Cada elemento tem sua força única e deve ser utilizado dentro de seu campo de atuação.
O uso dos elementos é de fundamental importância, mas não se deve a eles alma própria.
Não são espíritos pensantes, são forças a serem manipuladas e acima de tudo respeitadas.
Portanto, o fogo, a água, a terra e a luz não são elementos que possuem alma, mas sim energias que são utilizadas em favor das almas carentes e necessitadas de proteção.

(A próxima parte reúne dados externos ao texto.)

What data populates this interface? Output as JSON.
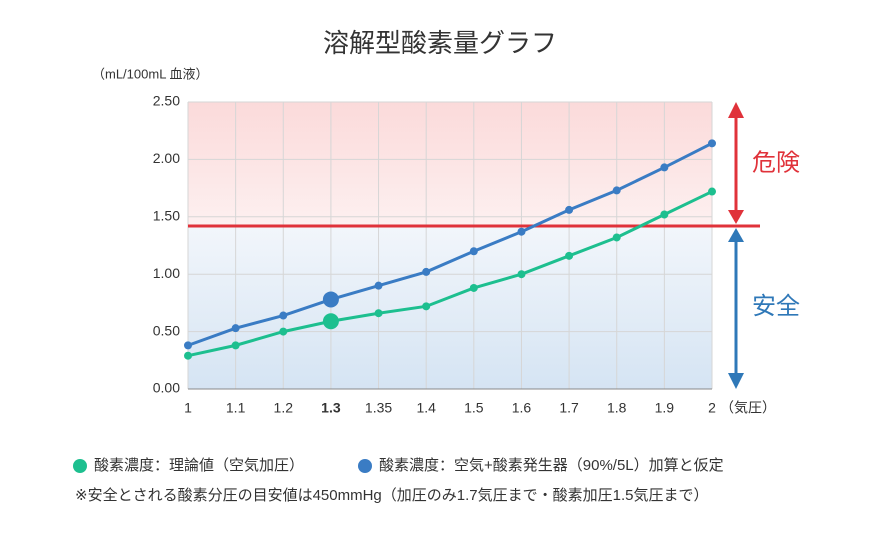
{
  "chart_data": {
    "type": "line",
    "title": "溶解型酸素量グラフ",
    "y_label": "（mL/100mL 血液）",
    "x_label": "（気圧）",
    "categories": [
      "1",
      "1.1",
      "1.2",
      "1.3",
      "1.35",
      "1.4",
      "1.5",
      "1.6",
      "1.7",
      "1.8",
      "1.9",
      "2"
    ],
    "highlight_index": 3,
    "series": [
      {
        "name": "酸素濃度：理論値（空気加圧）",
        "color": "#1dbf8f",
        "values": [
          0.29,
          0.38,
          0.5,
          0.59,
          0.66,
          0.72,
          0.88,
          1.0,
          1.16,
          1.32,
          1.52,
          1.72
        ]
      },
      {
        "name": "酸素濃度：空気+酸素発生器（90%/5L）加算と仮定",
        "color": "#3a7cc4",
        "values": [
          0.38,
          0.53,
          0.64,
          0.78,
          0.9,
          1.02,
          1.2,
          1.37,
          1.56,
          1.73,
          1.93,
          2.14
        ]
      }
    ],
    "ylim": [
      0,
      2.5
    ],
    "yticks": [
      {
        "value": 0,
        "label": "0.00"
      },
      {
        "value": 0.5,
        "label": "0.50"
      },
      {
        "value": 1,
        "label": "1.00"
      },
      {
        "value": 1.5,
        "label": "1.50"
      },
      {
        "value": 2,
        "label": "2.00"
      },
      {
        "value": 2.5,
        "label": "2.50"
      }
    ],
    "grid": true,
    "threshold": 1.42,
    "danger_label": "危険",
    "danger_color": "#e0323a",
    "safe_label": "安全",
    "safe_color": "#2f78b8",
    "note": "※安全とされる酸素分圧の目安値は450mmHg（加圧のみ1.7気圧まで・酸素加圧1.5気圧まで）"
  }
}
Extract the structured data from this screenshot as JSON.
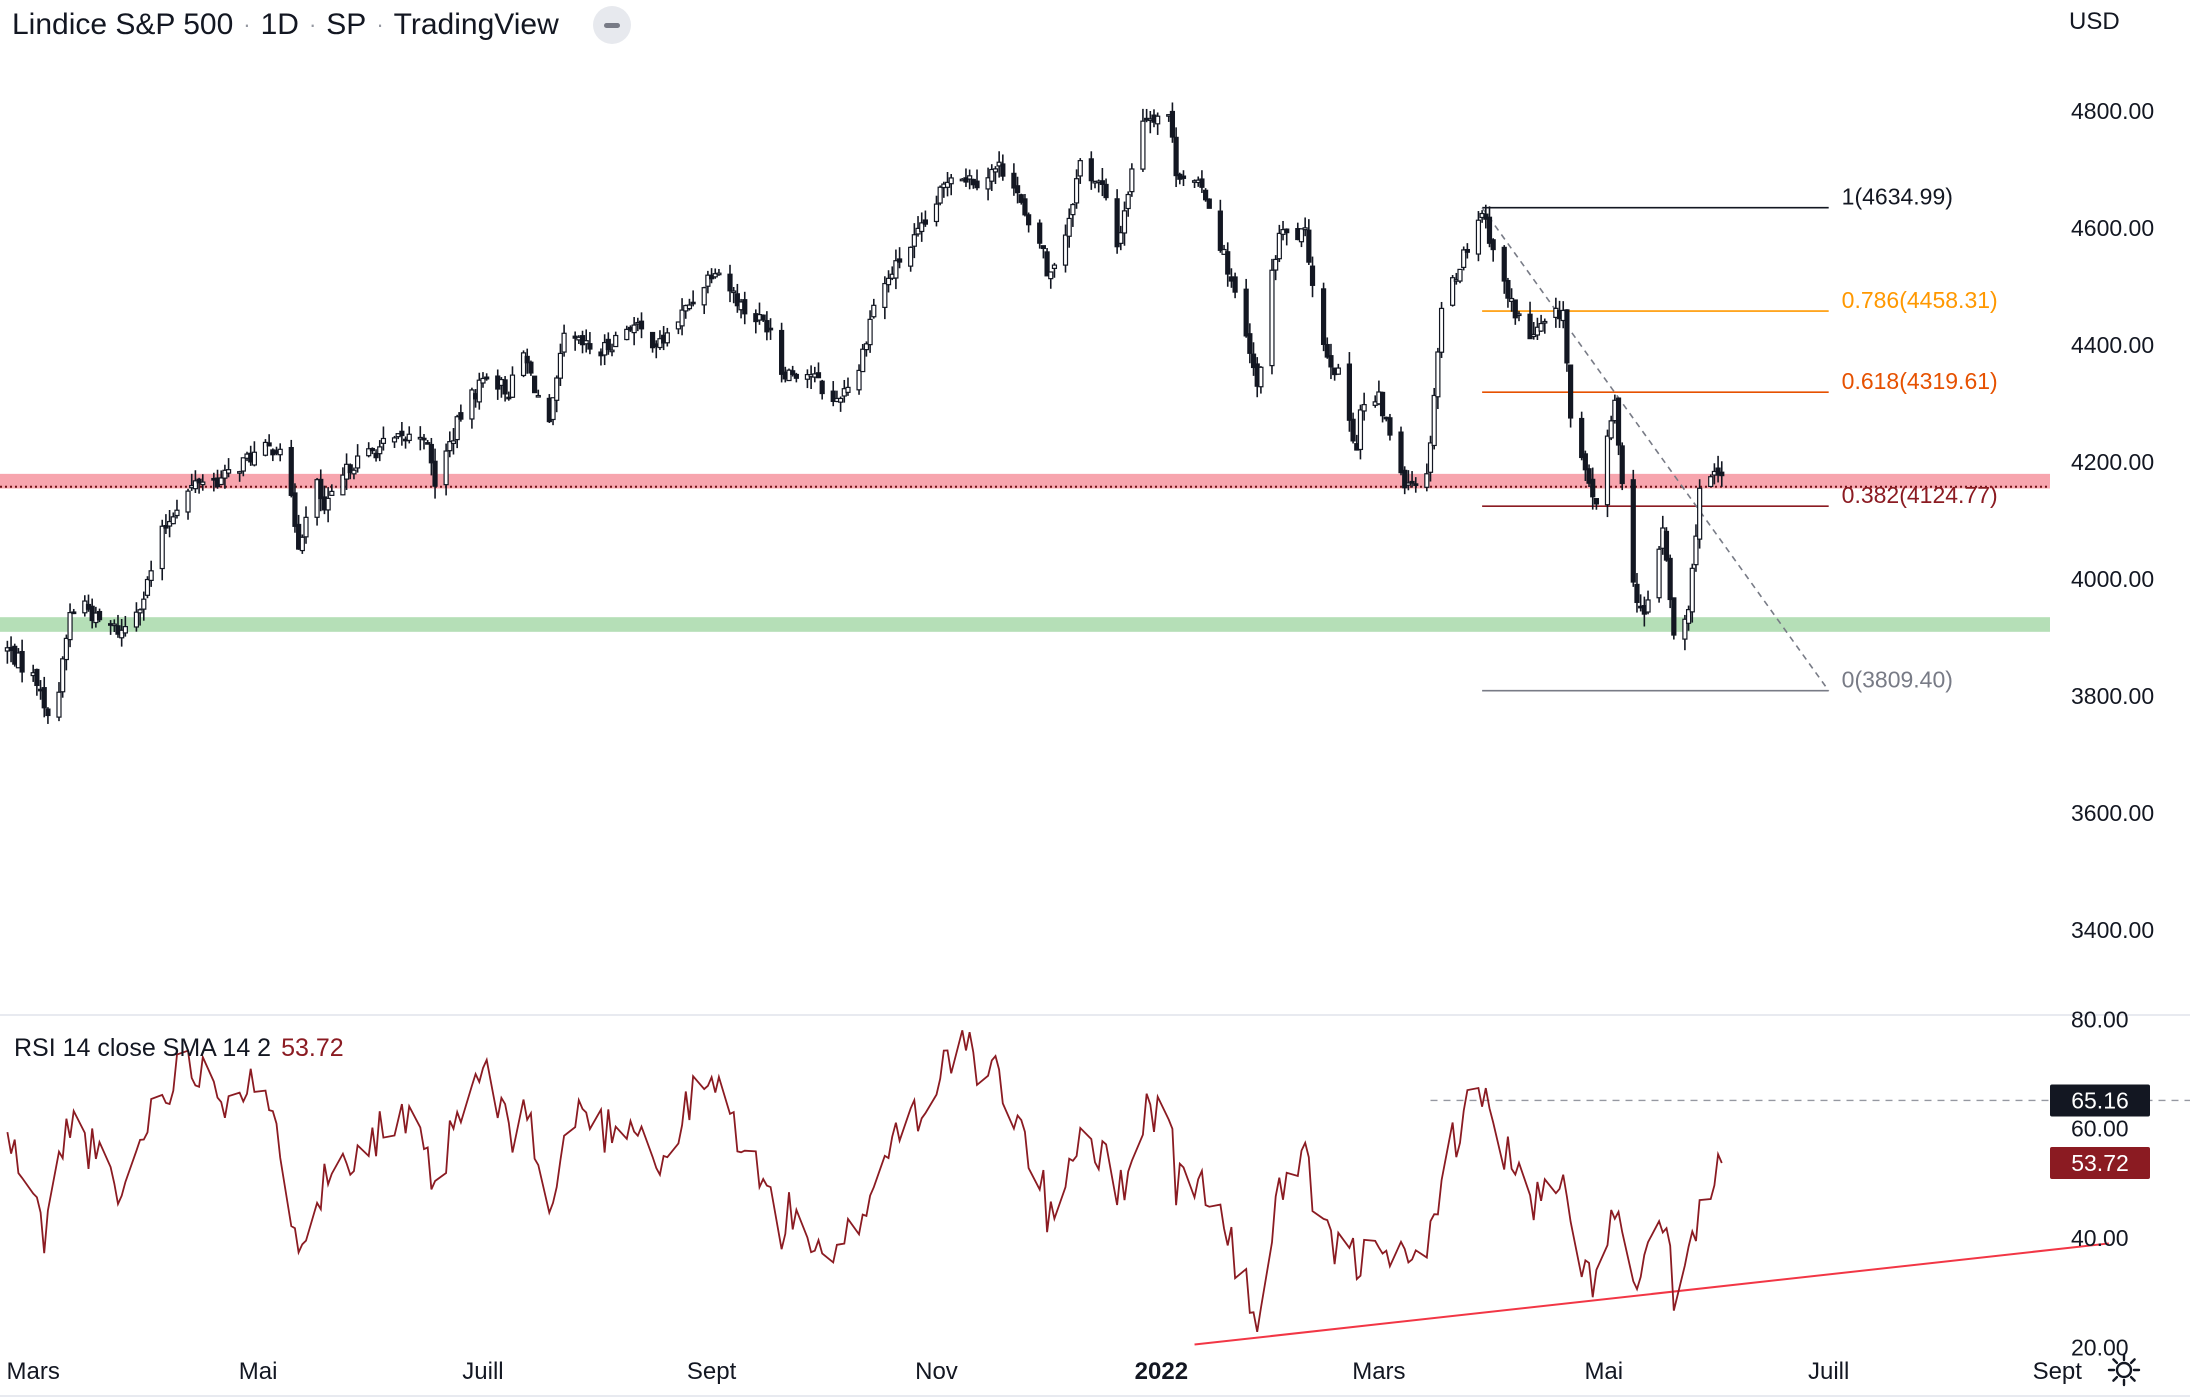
{
  "header": {
    "symbol": "Lindice S&P 500",
    "interval": "1D",
    "exchange": "SP",
    "provider": "TradingView",
    "separator": "·",
    "currency": "USD"
  },
  "rsi_legend": {
    "label": "RSI 14 close SMA 14 2",
    "value": "53.72"
  },
  "colors": {
    "candle": "#131722",
    "resistance_band": "#f7a5ae",
    "support_band": "#b5dfb7",
    "rsi_line": "#8b1b22",
    "rsi_trendline": "#f23645",
    "fib_1": "#131722",
    "fib_0786": "#ff9800",
    "fib_0618": "#e65100",
    "fib_0382": "#8b1b22",
    "fib_0": "#787b86",
    "grid_text": "#131722"
  },
  "icons": {
    "settings": "gear-icon",
    "collapse": "minus-pill-icon"
  },
  "chart_data": [
    {
      "type": "candlestick",
      "name": "price",
      "x_axis": {
        "labels": [
          {
            "date": "2021-03-01",
            "text": "Mars"
          },
          {
            "date": "2021-05-01",
            "text": "Mai"
          },
          {
            "date": "2021-07-01",
            "text": "Juill"
          },
          {
            "date": "2021-09-01",
            "text": "Sept"
          },
          {
            "date": "2021-11-01",
            "text": "Nov"
          },
          {
            "date": "2022-01-01",
            "text": "2022",
            "bold": true
          },
          {
            "date": "2022-03-01",
            "text": "Mars"
          },
          {
            "date": "2022-05-01",
            "text": "Mai"
          },
          {
            "date": "2022-07-01",
            "text": "Juill"
          },
          {
            "date": "2022-09-01",
            "text": "Sept"
          }
        ],
        "range": [
          "2021-02-20",
          "2022-10-07"
        ]
      },
      "y_axis": {
        "ticks": [
          3400,
          3600,
          3800,
          4000,
          4200,
          4400,
          4600,
          4800
        ],
        "tick_labels": [
          "3400.00",
          "3600.00",
          "3800.00",
          "4000.00",
          "4200.00",
          "4400.00",
          "4600.00",
          "4800.00"
        ],
        "range": [
          3255,
          4990
        ]
      },
      "close_path": [
        [
          "2021-02-19",
          3900
        ],
        [
          "2021-03-03",
          3820
        ],
        [
          "2021-03-04",
          3770
        ],
        [
          "2021-03-08",
          3810
        ],
        [
          "2021-03-11",
          3940
        ],
        [
          "2021-03-15",
          3960
        ],
        [
          "2021-03-18",
          3930
        ],
        [
          "2021-03-25",
          3910
        ],
        [
          "2021-03-31",
          3972
        ],
        [
          "2021-04-05",
          4078
        ],
        [
          "2021-04-09",
          4128
        ],
        [
          "2021-04-15",
          4170
        ],
        [
          "2021-04-21",
          4170
        ],
        [
          "2021-04-29",
          4210
        ],
        [
          "2021-05-07",
          4230
        ],
        [
          "2021-05-12",
          4063
        ],
        [
          "2021-05-17",
          4160
        ],
        [
          "2021-05-19",
          4115
        ],
        [
          "2021-05-26",
          4195
        ],
        [
          "2021-06-04",
          4229
        ],
        [
          "2021-06-15",
          4250
        ],
        [
          "2021-06-18",
          4166
        ],
        [
          "2021-06-25",
          4280
        ],
        [
          "2021-07-02",
          4352
        ],
        [
          "2021-07-08",
          4320
        ],
        [
          "2021-07-12",
          4384
        ],
        [
          "2021-07-19",
          4258
        ],
        [
          "2021-07-23",
          4411
        ],
        [
          "2021-08-02",
          4387
        ],
        [
          "2021-08-10",
          4436
        ],
        [
          "2021-08-18",
          4400
        ],
        [
          "2021-08-26",
          4470
        ],
        [
          "2021-09-02",
          4536
        ],
        [
          "2021-09-10",
          4459
        ],
        [
          "2021-09-17",
          4432
        ],
        [
          "2021-09-20",
          4357
        ],
        [
          "2021-09-28",
          4352
        ],
        [
          "2021-10-04",
          4300
        ],
        [
          "2021-10-11",
          4361
        ],
        [
          "2021-10-15",
          4471
        ],
        [
          "2021-10-22",
          4545
        ],
        [
          "2021-10-29",
          4605
        ],
        [
          "2021-11-05",
          4697
        ],
        [
          "2021-11-12",
          4682
        ],
        [
          "2021-11-18",
          4704
        ],
        [
          "2021-11-22",
          4682
        ],
        [
          "2021-11-26",
          4595
        ],
        [
          "2021-11-30",
          4567
        ],
        [
          "2021-12-01",
          4513
        ],
        [
          "2021-12-06",
          4592
        ],
        [
          "2021-12-10",
          4712
        ],
        [
          "2021-12-16",
          4668
        ],
        [
          "2021-12-20",
          4568
        ],
        [
          "2021-12-27",
          4791
        ],
        [
          "2022-01-03",
          4796
        ],
        [
          "2022-01-05",
          4700
        ],
        [
          "2022-01-13",
          4659
        ],
        [
          "2022-01-19",
          4532
        ],
        [
          "2022-01-24",
          4410
        ],
        [
          "2022-01-27",
          4326
        ],
        [
          "2022-01-31",
          4515
        ],
        [
          "2022-02-02",
          4589
        ],
        [
          "2022-02-09",
          4587
        ],
        [
          "2022-02-14",
          4401
        ],
        [
          "2022-02-18",
          4348
        ],
        [
          "2022-02-23",
          4225
        ],
        [
          "2022-02-24",
          4288
        ],
        [
          "2022-03-01",
          4306
        ],
        [
          "2022-03-08",
          4170
        ],
        [
          "2022-03-14",
          4173
        ],
        [
          "2022-03-18",
          4463
        ],
        [
          "2022-03-29",
          4631
        ],
        [
          "2022-04-05",
          4481
        ],
        [
          "2022-04-11",
          4413
        ],
        [
          "2022-04-20",
          4460
        ],
        [
          "2022-04-22",
          4272
        ],
        [
          "2022-04-26",
          4175
        ],
        [
          "2022-04-29",
          4132
        ],
        [
          "2022-05-04",
          4300
        ],
        [
          "2022-05-09",
          3991
        ],
        [
          "2022-05-12",
          3930
        ],
        [
          "2022-05-17",
          4088
        ],
        [
          "2022-05-20",
          3901
        ],
        [
          "2022-05-24",
          3941
        ],
        [
          "2022-05-27",
          4158
        ],
        [
          "2022-06-02",
          4177
        ]
      ],
      "candles": {
        "count": 325,
        "first_date": "2021-02-22",
        "last_date": "2022-06-02",
        "last_close": 4177
      },
      "zones": [
        {
          "kind": "resistance",
          "from": 4155,
          "to": 4180,
          "color": "#f7a5ae"
        },
        {
          "kind": "support",
          "from": 3910,
          "to": 3935,
          "color": "#b5dfb7"
        }
      ],
      "horizontal_line": {
        "value": 4158,
        "style": "dotted",
        "color": "#6e1115"
      },
      "fibonacci": {
        "start_date": "2022-03-29",
        "end_date": "2022-07-01",
        "levels": [
          {
            "ratio": "1",
            "value": 4634.99,
            "label": "1(4634.99)",
            "color": "#131722"
          },
          {
            "ratio": "0.786",
            "value": 4458.31,
            "label": "0.786(4458.31)",
            "color": "#ff9800"
          },
          {
            "ratio": "0.618",
            "value": 4319.61,
            "label": "0.618(4319.61)",
            "color": "#e65100"
          },
          {
            "ratio": "0.382",
            "value": 4124.77,
            "label": "0.382(4124.77)",
            "color": "#8b1b22"
          },
          {
            "ratio": "0",
            "value": 3809.4,
            "label": "0(3809.40)",
            "color": "#787b86"
          }
        ],
        "trend_line": {
          "from": [
            "2022-03-29",
            4634.99
          ],
          "to": [
            "2022-07-01",
            3809.4
          ],
          "style": "dashed"
        }
      }
    },
    {
      "type": "line",
      "name": "RSI 14",
      "y_axis": {
        "ticks": [
          20,
          40,
          60,
          80
        ],
        "tick_labels": [
          "20.00",
          "40.00",
          "60.00",
          "80.00"
        ],
        "range": [
          19.5,
          80.8
        ]
      },
      "series": [
        {
          "label": "RSI",
          "color": "#8b1b22",
          "values_path": [
            [
              "2021-02-22",
              58
            ],
            [
              "2021-02-26",
              52
            ],
            [
              "2021-03-04",
              41
            ],
            [
              "2021-03-11",
              62
            ],
            [
              "2021-03-18",
              55
            ],
            [
              "2021-03-25",
              47
            ],
            [
              "2021-04-01",
              62
            ],
            [
              "2021-04-08",
              70
            ],
            [
              "2021-04-15",
              72
            ],
            [
              "2021-04-22",
              66
            ],
            [
              "2021-04-29",
              70
            ],
            [
              "2021-05-05",
              60
            ],
            [
              "2021-05-12",
              41
            ],
            [
              "2021-05-19",
              50
            ],
            [
              "2021-05-26",
              56
            ],
            [
              "2021-06-04",
              60
            ],
            [
              "2021-06-11",
              61
            ],
            [
              "2021-06-18",
              49
            ],
            [
              "2021-06-25",
              63
            ],
            [
              "2021-07-02",
              71
            ],
            [
              "2021-07-08",
              58
            ],
            [
              "2021-07-12",
              66
            ],
            [
              "2021-07-19",
              44
            ],
            [
              "2021-07-26",
              64
            ],
            [
              "2021-08-03",
              60
            ],
            [
              "2021-08-12",
              62
            ],
            [
              "2021-08-18",
              52
            ],
            [
              "2021-08-27",
              66
            ],
            [
              "2021-09-02",
              68
            ],
            [
              "2021-09-10",
              57
            ],
            [
              "2021-09-20",
              42
            ],
            [
              "2021-09-24",
              46
            ],
            [
              "2021-09-30",
              36
            ],
            [
              "2021-10-04",
              34
            ],
            [
              "2021-10-08",
              40
            ],
            [
              "2021-10-14",
              48
            ],
            [
              "2021-10-21",
              60
            ],
            [
              "2021-10-28",
              64
            ],
            [
              "2021-11-05",
              74
            ],
            [
              "2021-11-08",
              78
            ],
            [
              "2021-11-12",
              69
            ],
            [
              "2021-11-18",
              70
            ],
            [
              "2021-11-26",
              56
            ],
            [
              "2021-11-30",
              48
            ],
            [
              "2021-12-01",
              43
            ],
            [
              "2021-12-06",
              52
            ],
            [
              "2021-12-10",
              60
            ],
            [
              "2021-12-16",
              55
            ],
            [
              "2021-12-20",
              47
            ],
            [
              "2021-12-28",
              64
            ],
            [
              "2022-01-03",
              63
            ],
            [
              "2022-01-05",
              50
            ],
            [
              "2022-01-13",
              50
            ],
            [
              "2022-01-19",
              40
            ],
            [
              "2022-01-24",
              30
            ],
            [
              "2022-01-27",
              26
            ],
            [
              "2022-01-31",
              38
            ],
            [
              "2022-02-02",
              50
            ],
            [
              "2022-02-09",
              53
            ],
            [
              "2022-02-14",
              40
            ],
            [
              "2022-02-18",
              38
            ],
            [
              "2022-02-24",
              35
            ],
            [
              "2022-03-01",
              42
            ],
            [
              "2022-03-08",
              34
            ],
            [
              "2022-03-14",
              36
            ],
            [
              "2022-03-18",
              53
            ],
            [
              "2022-03-24",
              62
            ],
            [
              "2022-03-29",
              67
            ],
            [
              "2022-04-05",
              55
            ],
            [
              "2022-04-11",
              46
            ],
            [
              "2022-04-20",
              49
            ],
            [
              "2022-04-22",
              40
            ],
            [
              "2022-04-29",
              32
            ],
            [
              "2022-05-04",
              44
            ],
            [
              "2022-05-09",
              32
            ],
            [
              "2022-05-12",
              33
            ],
            [
              "2022-05-17",
              43
            ],
            [
              "2022-05-20",
              31
            ],
            [
              "2022-05-24",
              37
            ],
            [
              "2022-05-27",
              43
            ],
            [
              "2022-06-02",
              53.72
            ]
          ]
        }
      ],
      "reference_line": {
        "value": 65.16,
        "label": "65.16",
        "style": "dashed",
        "from_date": "2022-03-15"
      },
      "last_value_label": "53.72",
      "trendline": {
        "from": [
          "2022-01-10",
          20.5
        ],
        "to": [
          "2022-09-15",
          39
        ],
        "color": "#f23645"
      }
    }
  ]
}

E não subestime filho a força vibracional que possuem os elementos, mas isso, em absoluto quer significar que são eles, seres constituídos por encarnações e alma.
Como forças despidas de espiritualidade devem ser utilizadas e nunca evocadas.
Errônea a noção de muitas religiões que evocam “pelas águas” os poderes do mar.
É simples compreender porque os elementais não podem estar representados por esse ou aquele espírito: não são eles seres personalizados, sob pena de perderem seu grande fundamento; a força que só uma rocha bruta, uma onda rolando, uma chama em brasa podem ter.
Esta energia é tão grande e tão fundamental aos trabalhos que não pode ser personificada.
Perguntam os filhos como podem utilizar tais forças, se não se pode trazer ao trabalho, ao terreiro, o mar, a luz ou a terra.
È exatamente por isso que são chamadas as linhas e espíritos que utilizam o elemental específico.
Tais espíritos têm a autorização de utilizar a força de determinado elemental para agir sob este ou aquele trabalho.
E então, invocando as entidades, dentro das linhas a elas afeitas, se pode utilizar o poder dos elementos.